Franz Johnston is the missing man of Canadian painting. The most prolific and financially successful of the original Group of Seven, Johnston's paintings were among the most sought after in Canada in the years between the mid-1920s and his death in 1949. They appear in the collections of dozens of discriminating private collectors, and in institutions such as the National Gallery, the Art Gallery of Ontario, the McMichael Canadian Collection, and the Canadian War Museum. As well, his work once hung, in thousands of well-loved reproductions, on the walls of ordinary people's homes the length and breadth of the country.
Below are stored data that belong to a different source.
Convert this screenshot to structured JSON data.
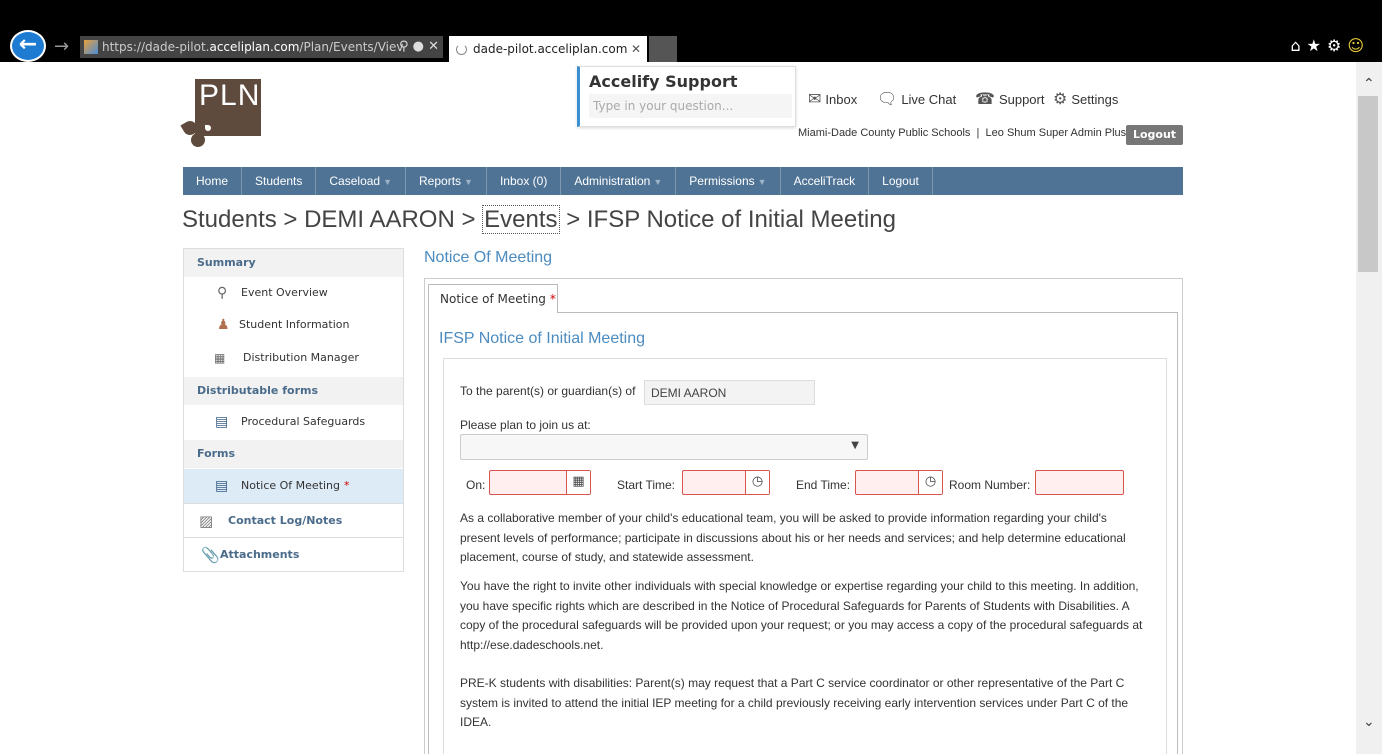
{
  "browser": {
    "url_prefix": "https://dade-pilot.",
    "url_host": "acceliplan.com",
    "url_path": "/Plan/Events/Viev",
    "tab_title": "dade-pilot.acceliplan.com"
  },
  "header": {
    "logo_text": "PLN",
    "support_title": "Accelify Support",
    "support_placeholder": "Type in your question...",
    "links": {
      "inbox": "Inbox",
      "live_chat": "Live Chat",
      "support": "Support",
      "settings": "Settings"
    },
    "org": "Miami-Dade County Public Schools",
    "separator": "|",
    "user": "Leo Shum Super Admin Plus",
    "logout": "Logout"
  },
  "nav": {
    "home": "Home",
    "students": "Students",
    "caseload": "Caseload",
    "reports": "Reports",
    "inbox": "Inbox (0)",
    "administration": "Administration",
    "permissions": "Permissions",
    "accelitrack": "AcceliTrack",
    "logout": "Logout"
  },
  "breadcrumb": {
    "students": "Students",
    "student": "DEMI AARON",
    "events": "Events",
    "current": "IFSP Notice of Initial Meeting",
    "sep": ">"
  },
  "sidebar": {
    "summary": "Summary",
    "event_overview": "Event Overview",
    "student_information": "Student Information",
    "distribution_manager": "Distribution Manager",
    "distributable_forms": "Distributable forms",
    "procedural_safeguards": "Procedural Safeguards",
    "forms": "Forms",
    "notice_of_meeting": "Notice Of Meeting",
    "required_mark": "*",
    "contact_log": "Contact Log/Notes",
    "attachments": "Attachments"
  },
  "main": {
    "title": "Notice Of Meeting",
    "tab_label": "Notice of Meeting",
    "required_mark": "*",
    "form_title": "IFSP Notice of Initial Meeting",
    "parent_label": "To the parent(s) or guardian(s) of",
    "parent_value": "DEMI AARON",
    "location_label": "Please plan to join us at:",
    "on_label": "On:",
    "start_label": "Start Time:",
    "end_label": "End Time:",
    "room_label": "Room Number:",
    "para1": "As a collaborative member of your child's educational team, you will be asked to provide information regarding your child's present levels of performance; participate in discussions about his or her needs and services; and help determine educational placement, course of study, and statewide assessment.",
    "para2": "You have the right to invite other individuals with special knowledge or expertise regarding your child to this meeting. In addition, you have specific rights which are described in the Notice of Procedural Safeguards for Parents of Students with Disabilities. A copy of the procedural safeguards will be provided upon your request; or you may access a copy of the procedural safeguards at http://ese.dadeschools.net.",
    "para3": "PRE-K students with disabilities: Parent(s) may request that a Part C service coordinator or other representative of the Part C system is invited to attend the initial IEP meeting for a child previously receiving early intervention services under Part C of the IDEA."
  }
}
And yet, for all his distinguished success, Johnston is no more than a footnote in the many histories of the Group of Seven, and is rarely mentioned in the context of the general development of art in Canada in the twentieth century.
Johnston was born and raised in Toronto, worked with J.E.H. MacDonald, Fred Varley, Arthur Lismer, and Franklin Carmichael at Grip, the famous commercial art studio in Toronto, and served with distinction as an official war artist in the last years of the First World War. He subsequently taught at the art schools in Winnipeg and Toronto (he was the principal of the Winnipeg Art School and Gallery for four years in the early 1920s) before opening his own art school on the shores of Georgian Bay. When the Group of Seven held its first, seminal exhibition at the Art Museum of Toronto in May 1920, Johnston exhibited and sold more paintings than any of the others.
In this, the first biography of Franz Johnston, the author seeks to provide a guide to the life, work, and times of this unjustly neglected, but influential figure in Canadian art and culture. Beautifully illustrated with sixteen four-colour reproductions of Johnston's best paintings, and rare black-and-white photographs from a family collection and other sources.